What causes pinworm?
Pinworm infection is an infection of the large intestine and anal area by a small, white parasite that resembles a “worm.” The medical name for the parasite is Enterobius vermicularis, but it is commonly termed a pinworm. Pinworms are parasites known as helminths that feed off of the host animal by adsorbing nutrients from the host animal. Pinworm infections are the most common helminth infection that occurs in Australia.
Who is at risk of pinworm?
Pinworm infection is common in households with pets and children. School-age children have the highest rates of pinworm infection. They are followed by pre-schoolers. Institutional settings including day care facilities often harbor cases of pinworm infection.
What do pinworms look like?
Pinworms are white, can be seen with the naked eye without need for magnification and are about the length of a staple (about 10 mm for female worms) and half this size for male worms. The eggs that are laid by the female worms are not visible.
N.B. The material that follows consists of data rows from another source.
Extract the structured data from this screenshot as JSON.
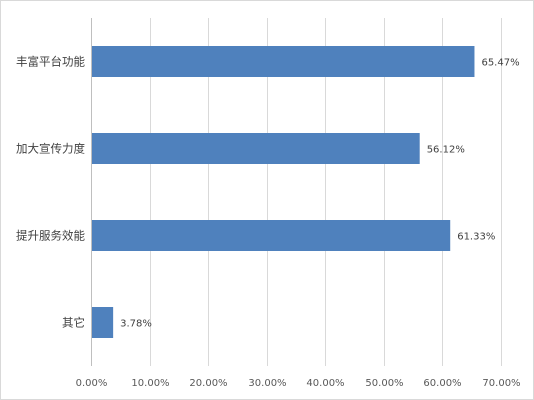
{
  "chart_data": {
    "type": "bar",
    "orientation": "horizontal",
    "categories": [
      "丰富平台功能",
      "加大宣传力度",
      "提升服务效能",
      "其它"
    ],
    "values": [
      65.47,
      56.12,
      61.33,
      3.78
    ],
    "value_labels": [
      "65.47%",
      "56.12%",
      "61.33%",
      "3.78%"
    ],
    "xlim": [
      0,
      70
    ],
    "x_ticks": [
      "0.00%",
      "10.00%",
      "20.00%",
      "30.00%",
      "40.00%",
      "50.00%",
      "60.00%",
      "70.00%"
    ],
    "title": "",
    "xlabel": "",
    "ylabel": "",
    "grid": "vertical",
    "legend": "none",
    "bar_color": "#4f81bd"
  }
}
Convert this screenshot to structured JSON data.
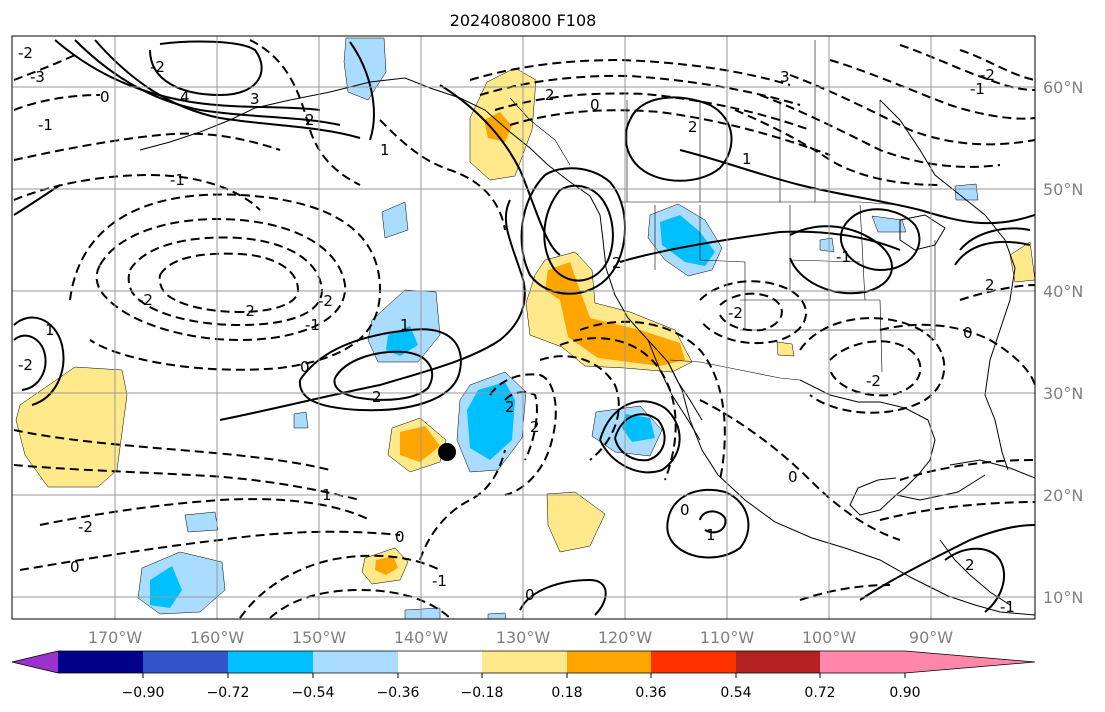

The male and female worms live for the most part within the rectum of humans but have a life cycle in humans that involves the oral faecal route.
Spread of pinworm
While an infected person is asleep, female pinworms leave the intestines through the anus and deposit eggs on the skin around the anus. This causes itching and irritation of the surrounding area. Children will scratch the anal area, getting eggs on their fingers or underneath their fingernails and transport the infective eggs to others. The eggs hatch into larval forms in the small intestines and then progress to the large intestine where they mature, mate, and progress to the anal area where females deposit about 10 to 15 thousand eggs. Pinworm can survive up to two weeks on clothing, bedding, or other objects. Infection is acquired when these eggs are accidentally swallowed, usually due to inadequate hand washing by the parents and children.
How is pinworm diagnosed?
Pinworm can be diagnosed by your GP by performing a simple test. Transparent adhesive tape (cellotape) is applied to the anal region. This will often lift off the eggs, and occasionally the worms as well, allowing them to be examined under a microscope. The test is sometimes referred to as “the Scotch Tape test.” The test should be done as soon the affected individual wakes up in the morning (because bathing or having a bowel movement may remove most eggs and parasites). The exam may require several samples for diagnosis.
What is the treatment for pinworm?
The treatment is quite simple, usually a single tablet of mebendazole (Vermox). This can sometimes be repeated a week later or, if infection persists, the medication is given again three weeks later. Some clinicians recommend a treatment regimen of a dose every 3 weeks, 3 times, so that the person has effective drug treatment for about 9 weeks total.